月500円の“ギョーザ定期券” 会員客を獲得

東京都内に31店舗を展開するラーメンチェーン「福しん」。2020年1月にサブスクを導入しました。

対象商品は1皿200円のギョーザです。月額500円で“ギョーザ定期券”を購入し会員になれば、代金を支払わずに1人前のギョーザを食べることができます。

ただし、1日の利用は3回まで。また350円以上の商品を一緒に注文することが条件です。会員は現在500人を超えました。

店は会員から安定した収入を得られるうえに、必ず350円以上の追加注文を受けられます。会員は月平均4回来店しているそうで、緊急事態宣言が出た後もその数は減っていないそうです。

福しんの高橋順社長は「(コロナ禍で)経済状況がどうなるか分からない中、少しでも安く食べたいということ。サブスクを持っているからこの店に行こうという意欲。その2つが重なってお客様に来ていただいている」と話します。

サブスクで常連客のデータをつかめ

このサービスを考えたのは、飲食店専門のサブスクを手がける会社「favy」です。からあげ専門店や食パン専門店など、全国で2200軒以上の顧客がいます。この会社が目指すのは「飲食店が簡単につぶれない世界をつくる」こと。その方法が常連客を囲い込むことだといいます。

この会社ではサブスクの会員になってもらう際、客の同意を得たうえでメールアドレスや電話番号を把握します。来店履歴をチェックすれば、来なくなった客に向け新しいサービスの提供を考えて来店を促すこともできます。

この会社のマーケティンググループの久野慶太さんは「(店が)常連客を把握しているように思われるが、実は名前や連絡先を知らないことがほとんど。(常連客に)正しく連絡して再来店していただけるような関係構築ができているかどうか、飲食店においてすごく重要」と話しています。

サブスクで1日1杯カクテル提供

新たにサブスクの導入を決めたバーもあります。東京・豊島区にあるバーは緊急事態宣言後、営業時間を夜8時までに短縮。常連客の足が遠のき、1月の売り上げは20年の同じ月に比べ半分に落ち込みました。
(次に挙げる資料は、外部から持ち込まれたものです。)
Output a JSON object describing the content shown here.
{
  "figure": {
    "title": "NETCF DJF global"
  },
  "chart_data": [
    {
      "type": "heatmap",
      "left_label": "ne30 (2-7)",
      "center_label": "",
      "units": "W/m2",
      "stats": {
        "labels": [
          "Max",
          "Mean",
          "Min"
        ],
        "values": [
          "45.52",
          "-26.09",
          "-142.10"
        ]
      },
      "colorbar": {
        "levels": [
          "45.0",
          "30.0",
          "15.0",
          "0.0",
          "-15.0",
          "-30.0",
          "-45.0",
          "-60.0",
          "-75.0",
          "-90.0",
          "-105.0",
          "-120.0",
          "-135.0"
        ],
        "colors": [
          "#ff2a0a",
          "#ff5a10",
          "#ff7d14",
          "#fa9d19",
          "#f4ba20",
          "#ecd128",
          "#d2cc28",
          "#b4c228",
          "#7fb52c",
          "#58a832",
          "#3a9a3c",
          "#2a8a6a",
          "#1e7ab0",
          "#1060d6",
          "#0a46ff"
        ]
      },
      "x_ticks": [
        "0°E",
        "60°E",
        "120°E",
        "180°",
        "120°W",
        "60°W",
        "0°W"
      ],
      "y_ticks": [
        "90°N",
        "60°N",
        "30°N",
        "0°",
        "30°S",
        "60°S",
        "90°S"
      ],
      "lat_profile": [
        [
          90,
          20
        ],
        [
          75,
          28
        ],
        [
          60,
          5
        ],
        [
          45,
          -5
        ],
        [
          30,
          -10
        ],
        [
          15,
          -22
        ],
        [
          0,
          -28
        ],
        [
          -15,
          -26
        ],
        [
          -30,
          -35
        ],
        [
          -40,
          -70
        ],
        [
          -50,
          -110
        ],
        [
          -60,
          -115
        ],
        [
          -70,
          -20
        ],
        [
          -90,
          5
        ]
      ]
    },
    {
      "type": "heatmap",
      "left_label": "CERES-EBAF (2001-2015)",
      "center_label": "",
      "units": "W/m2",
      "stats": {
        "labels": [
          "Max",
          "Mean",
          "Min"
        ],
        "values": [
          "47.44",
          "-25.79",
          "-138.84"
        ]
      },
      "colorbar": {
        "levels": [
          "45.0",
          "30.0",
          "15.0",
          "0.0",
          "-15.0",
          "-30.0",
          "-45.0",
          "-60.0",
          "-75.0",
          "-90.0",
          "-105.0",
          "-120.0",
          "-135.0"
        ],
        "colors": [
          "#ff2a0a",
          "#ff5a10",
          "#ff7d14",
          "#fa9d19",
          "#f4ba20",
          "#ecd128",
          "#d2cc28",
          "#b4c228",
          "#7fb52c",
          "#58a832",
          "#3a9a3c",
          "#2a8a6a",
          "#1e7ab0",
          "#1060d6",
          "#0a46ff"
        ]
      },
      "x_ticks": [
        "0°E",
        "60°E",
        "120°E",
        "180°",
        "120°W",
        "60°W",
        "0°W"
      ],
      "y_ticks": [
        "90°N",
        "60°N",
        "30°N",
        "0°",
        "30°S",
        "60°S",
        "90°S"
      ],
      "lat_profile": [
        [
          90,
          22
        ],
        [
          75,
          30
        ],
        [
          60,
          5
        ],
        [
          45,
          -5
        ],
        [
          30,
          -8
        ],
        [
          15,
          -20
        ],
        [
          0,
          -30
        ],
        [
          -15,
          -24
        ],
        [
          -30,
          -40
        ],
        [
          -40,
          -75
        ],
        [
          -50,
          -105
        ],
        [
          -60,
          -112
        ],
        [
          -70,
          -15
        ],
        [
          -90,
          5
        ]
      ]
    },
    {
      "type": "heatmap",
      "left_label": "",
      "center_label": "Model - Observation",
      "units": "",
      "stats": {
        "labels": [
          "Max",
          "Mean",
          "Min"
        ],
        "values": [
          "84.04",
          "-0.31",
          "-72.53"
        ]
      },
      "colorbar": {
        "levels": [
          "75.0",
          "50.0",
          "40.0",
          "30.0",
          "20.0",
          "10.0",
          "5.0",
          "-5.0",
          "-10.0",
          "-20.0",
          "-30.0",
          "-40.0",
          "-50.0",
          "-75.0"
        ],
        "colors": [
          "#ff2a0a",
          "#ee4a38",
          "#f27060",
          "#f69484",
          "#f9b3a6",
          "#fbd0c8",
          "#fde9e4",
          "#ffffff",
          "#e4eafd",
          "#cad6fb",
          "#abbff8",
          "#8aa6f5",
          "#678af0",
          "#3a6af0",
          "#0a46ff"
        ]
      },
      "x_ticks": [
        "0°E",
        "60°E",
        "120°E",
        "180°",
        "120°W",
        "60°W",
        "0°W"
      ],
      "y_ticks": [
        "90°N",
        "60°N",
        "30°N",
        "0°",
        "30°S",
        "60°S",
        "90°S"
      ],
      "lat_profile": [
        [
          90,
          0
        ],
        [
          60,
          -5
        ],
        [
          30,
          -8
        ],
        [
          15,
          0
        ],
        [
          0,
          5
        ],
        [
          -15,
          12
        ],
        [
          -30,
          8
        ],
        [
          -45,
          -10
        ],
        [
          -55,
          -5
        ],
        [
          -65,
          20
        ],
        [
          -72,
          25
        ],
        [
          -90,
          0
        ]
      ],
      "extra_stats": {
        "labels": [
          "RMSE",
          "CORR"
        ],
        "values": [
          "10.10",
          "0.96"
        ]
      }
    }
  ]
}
この店の売りは、高度な技を生かした創作カクテルです。宣言が解除された後、常連客に戻ってきてもらうため、こうしたカクテルを1日1杯飲めるサブスクを導入しました。

この店を運営する「UPSTART TOKYO」の島川拓也統括マネージャーは「お客様の情報をうまく取り入れて、うちのお客様にフィットしたサービス・商品を提供できたら」と話しています。

コロナ前に定期的に行っていたお店があると、今もやっぱりその店に行きたい気持ちって、ありますよね。そういった客をしっかり囲い込むということなんですね。

飲食店でサブスクをやろうとすると、どの商品を対象にするか、月額か年額かなど、結構ノウハウが必要だそうです。それでもコロナ後をにらめば、手に入れた顧客データが大きな価値を持ってきそうです。